By: Lizbeth Murillo Sandoval
Family is the most important thing anyone needs in their life, but when you feel like the black sheep, you feel alone. Being compared to someone makes you feel like you’re not special or like if you’re not enough. Sadly, Dyllan Tran, a freshman at Yerba Buena High School, lives day by day being compared to his older brothers.
Tran feels as if he’s unable to do anything without his parents' judgment.
He doesn’t let that keep him down for the rest of the day, though, whenever this happens, he gets stressed out. Tran says, “I talk to my friends and play games with them.”
Aside from reaching out to his friends, he also reaches out to his brother. Tran says, “I usually tell my brother what happens, or he asks me and it helps me feel better because I got it off my chest.” It’s good to know that there’s people or family who are there to help you feel better or as an escape from everything that is crumbling around you.

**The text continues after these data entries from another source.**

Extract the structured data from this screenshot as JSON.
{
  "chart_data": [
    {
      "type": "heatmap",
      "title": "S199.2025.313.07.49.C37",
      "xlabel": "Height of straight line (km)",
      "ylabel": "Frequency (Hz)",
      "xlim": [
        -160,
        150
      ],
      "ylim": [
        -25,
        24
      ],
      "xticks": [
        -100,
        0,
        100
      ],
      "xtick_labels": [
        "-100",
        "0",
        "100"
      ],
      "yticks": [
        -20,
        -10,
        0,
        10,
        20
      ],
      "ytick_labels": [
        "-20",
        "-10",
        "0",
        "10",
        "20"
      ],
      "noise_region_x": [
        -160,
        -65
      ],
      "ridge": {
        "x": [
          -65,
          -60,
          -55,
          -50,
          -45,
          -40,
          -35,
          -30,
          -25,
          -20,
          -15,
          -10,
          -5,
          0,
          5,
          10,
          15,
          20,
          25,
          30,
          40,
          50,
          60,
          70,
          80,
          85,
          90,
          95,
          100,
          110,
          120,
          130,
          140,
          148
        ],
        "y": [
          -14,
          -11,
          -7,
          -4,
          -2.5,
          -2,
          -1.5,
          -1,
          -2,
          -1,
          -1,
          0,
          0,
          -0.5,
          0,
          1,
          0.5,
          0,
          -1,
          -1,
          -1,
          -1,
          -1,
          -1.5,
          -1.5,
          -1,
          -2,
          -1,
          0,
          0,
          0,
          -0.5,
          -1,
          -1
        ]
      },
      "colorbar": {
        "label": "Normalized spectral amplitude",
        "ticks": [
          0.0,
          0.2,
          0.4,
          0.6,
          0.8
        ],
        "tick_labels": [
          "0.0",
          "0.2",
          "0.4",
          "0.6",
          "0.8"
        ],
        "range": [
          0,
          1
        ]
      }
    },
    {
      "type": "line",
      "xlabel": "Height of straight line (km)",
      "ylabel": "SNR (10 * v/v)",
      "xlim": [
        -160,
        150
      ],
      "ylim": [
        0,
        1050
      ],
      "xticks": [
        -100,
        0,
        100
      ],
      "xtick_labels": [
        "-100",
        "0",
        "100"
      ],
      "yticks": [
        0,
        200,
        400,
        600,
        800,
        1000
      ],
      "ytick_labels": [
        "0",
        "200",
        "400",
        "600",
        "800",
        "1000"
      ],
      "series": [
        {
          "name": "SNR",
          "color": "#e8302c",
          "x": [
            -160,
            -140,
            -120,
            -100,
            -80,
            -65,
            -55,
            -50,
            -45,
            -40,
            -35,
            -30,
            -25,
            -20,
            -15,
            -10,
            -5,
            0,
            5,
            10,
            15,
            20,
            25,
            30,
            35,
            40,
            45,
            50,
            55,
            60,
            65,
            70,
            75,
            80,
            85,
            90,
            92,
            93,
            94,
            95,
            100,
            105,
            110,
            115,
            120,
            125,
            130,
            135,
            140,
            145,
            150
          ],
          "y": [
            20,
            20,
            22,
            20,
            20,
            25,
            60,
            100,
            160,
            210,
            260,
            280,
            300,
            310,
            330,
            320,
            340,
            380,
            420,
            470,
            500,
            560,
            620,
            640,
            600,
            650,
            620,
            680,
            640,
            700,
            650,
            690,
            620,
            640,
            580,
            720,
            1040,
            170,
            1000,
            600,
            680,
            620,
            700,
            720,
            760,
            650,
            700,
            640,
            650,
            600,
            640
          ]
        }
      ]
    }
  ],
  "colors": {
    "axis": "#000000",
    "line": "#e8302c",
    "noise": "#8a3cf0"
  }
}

Whenever kids notice that their parents treat them differently than their siblings, the kids start to get that mindset of them thinking that they’re not good enough. Parents have such high expectations towards their kids at such a young age.
Tran says, “I want them to treat me as an independent teenager. They don’t think I’m able to make my own decisions and that I can’t be responsible.” He wants to be treated equally as his other siblings. He wants his parents to give him a chance to prove himself to them.
He is scared to reach out because he feels as if his parents wouldn’t understand him. He thinks that if he does try to talk to them, they would try to fix the problem by using what they learned when they were younger.